Jeux gratuits (Tangente)

 
Les jeux gratuits

 En ces temps où se célèbre la frugalité, donnons quelques pistes pour jouer « gratuitement ». L’urbex, justement (ou exploration urbaine) consiste « à visiter des lieux construits et abandonnés par l’homme » (Wikipédia). Cette exploration peut se faire en solitaire ou en groupe et ne nécessite pratiquement aucun investissement – chaussures et vêtements mis à part. Le parkour, lui, est plus athlétique, c’est un « art du déplacement » (courses, sauts, escalades, équilibres…), lequel ne demande pas de matériel non plus mais une bonne condition physique. Le jeu de cache-cache (ou cligne-musette) est un classique qui peut se jouer en pleine nature comme dans une maison – nous vous laissons chercher en quoi consiste la variante « sardine ». Les animaux sont présents dans le jeu du Chat (ou touche-touche) comme dans Poules/Renards/Vipères et ne coûtent rien (ni nourriture, ni vétérinaire – on distingue cependant ces tribus par des écharpes ou des maquillages de même couleur). Il y a Pierre, Papier, Ciseaux (avec ou sans Puits) qui ne mobilise que la main (et le cerveau), comme le jeu de la Mourre (compter jusqu’à 3, montrer de 0 à 5 doigts d’une main, deviner la somme des doigts présentés), un passe-temps qui fut célébré par Cicéron lui-même. Ce dernier n’est pourtant pas évoqué dans le Memory Game auquel s’adonnent les petits génies du film Asteroid City : y sont cités Cléopâtre, Jagadish Chandra Bose, Antoni van Leeuwenhoek, Paracelse, Kurt Gödel, William Bragg (père), Lord Kelvin, Midge Campbell, Konstantin Tsiolkovski… et Darwin, Galilée, Karl Marx. Ce jeu linguistique (l’équivalent de notre Je pars au marché et mets dans mon panier…) est de la famille des Jacques a dit, des Charades, du Ni oui ni non, toujours efficaces… et gratuits. Mentionnons le Jeu de l’alphabet, qui peut se jouer en voiture (on choisit un thème puis chacun propose à tour de rôle un mot commençant par A, puis par B, puis par C, etc.)
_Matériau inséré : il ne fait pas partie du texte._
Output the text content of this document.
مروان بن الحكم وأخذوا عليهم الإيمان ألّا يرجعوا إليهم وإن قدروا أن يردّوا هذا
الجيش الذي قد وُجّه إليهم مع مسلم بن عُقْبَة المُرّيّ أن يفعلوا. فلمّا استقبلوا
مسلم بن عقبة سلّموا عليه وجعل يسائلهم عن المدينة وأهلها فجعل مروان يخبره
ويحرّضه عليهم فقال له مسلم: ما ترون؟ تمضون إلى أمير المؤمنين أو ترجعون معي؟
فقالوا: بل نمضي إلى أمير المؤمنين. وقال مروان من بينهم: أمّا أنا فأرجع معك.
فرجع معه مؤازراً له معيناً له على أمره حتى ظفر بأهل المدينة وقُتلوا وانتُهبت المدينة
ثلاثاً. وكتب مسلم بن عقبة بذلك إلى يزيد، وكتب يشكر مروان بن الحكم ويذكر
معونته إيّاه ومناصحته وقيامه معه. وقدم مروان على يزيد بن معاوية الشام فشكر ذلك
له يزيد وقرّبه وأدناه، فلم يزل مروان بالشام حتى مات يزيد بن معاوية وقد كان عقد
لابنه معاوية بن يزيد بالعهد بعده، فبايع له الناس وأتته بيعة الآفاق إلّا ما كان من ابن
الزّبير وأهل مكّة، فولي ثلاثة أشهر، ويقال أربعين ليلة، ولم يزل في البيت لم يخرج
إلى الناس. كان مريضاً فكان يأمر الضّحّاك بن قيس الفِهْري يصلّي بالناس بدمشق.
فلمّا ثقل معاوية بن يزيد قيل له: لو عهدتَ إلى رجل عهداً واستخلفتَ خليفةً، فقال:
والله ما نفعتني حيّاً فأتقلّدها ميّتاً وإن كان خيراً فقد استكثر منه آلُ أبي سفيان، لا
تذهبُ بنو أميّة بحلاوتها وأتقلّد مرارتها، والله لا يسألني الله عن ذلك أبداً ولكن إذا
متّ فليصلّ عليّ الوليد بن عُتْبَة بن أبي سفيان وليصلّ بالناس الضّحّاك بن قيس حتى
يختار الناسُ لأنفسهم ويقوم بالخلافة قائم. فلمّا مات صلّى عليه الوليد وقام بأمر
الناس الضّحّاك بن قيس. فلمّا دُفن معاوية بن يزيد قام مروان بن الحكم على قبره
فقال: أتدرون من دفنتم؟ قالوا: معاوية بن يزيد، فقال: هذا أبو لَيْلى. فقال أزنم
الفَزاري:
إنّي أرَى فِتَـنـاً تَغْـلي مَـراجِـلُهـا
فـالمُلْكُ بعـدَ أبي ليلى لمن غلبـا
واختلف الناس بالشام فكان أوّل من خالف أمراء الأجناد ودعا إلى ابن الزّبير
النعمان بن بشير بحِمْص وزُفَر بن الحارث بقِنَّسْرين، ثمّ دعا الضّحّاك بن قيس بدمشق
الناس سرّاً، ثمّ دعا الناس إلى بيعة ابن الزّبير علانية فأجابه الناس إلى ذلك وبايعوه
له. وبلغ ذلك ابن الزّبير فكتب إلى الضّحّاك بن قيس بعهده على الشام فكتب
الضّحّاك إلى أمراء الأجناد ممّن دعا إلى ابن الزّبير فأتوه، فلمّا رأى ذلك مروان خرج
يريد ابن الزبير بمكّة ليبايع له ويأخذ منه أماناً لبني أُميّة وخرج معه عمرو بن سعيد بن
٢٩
Ces dernières activités semblent réservées aux enfants, mais ados et adultes ne sont-ils pas de grands enfants ? À eux de créer des variantes plus difficiles ou plus subtiles – comme l’illustre bien le  passionnant jeu de Moulin qui n’est, finalement, qu’une variante du Morpion – les deux pouvant d’ailleurs se jouer avec cailloux et coquillages sur une figure tracée dans la poussière. Les mêmes ingrédients (noix, graines, trous dans le sable ou dans une planche de bois) permettent des parties très raffinées au Mancala (il s’agit d’une famille de jeux à semis dont l’Awalé est le plus connu). Ambassadeurs demande à deux ou trois équipes distinctes de mimer un à un les items d’une liste de romans connus, de films, de musiques, de personnages réels ou fictifs : le thème et le niveau de la liste se modulent selon les participants. Plusieurs jeux se pratiquent uniquement avec des crayons et du papier, facilement disponibles : le Mastermind (prévoir une gomme), Points et carrés (à chaque tour le joueur marque de sa couleur le côté d’un ou plusieurs carrés du papier quadrillé), la Bataille navale (dans certaines variantes, les bateaux peuvent bouger), les Ponts (on relie par un arc de cercle deux régions du plan encore vierges), la Course sur papier (un circuit est dessiné sur du papier quadrillé, lequel il faut boucler en accélérant et ralentissant sa « voiture »).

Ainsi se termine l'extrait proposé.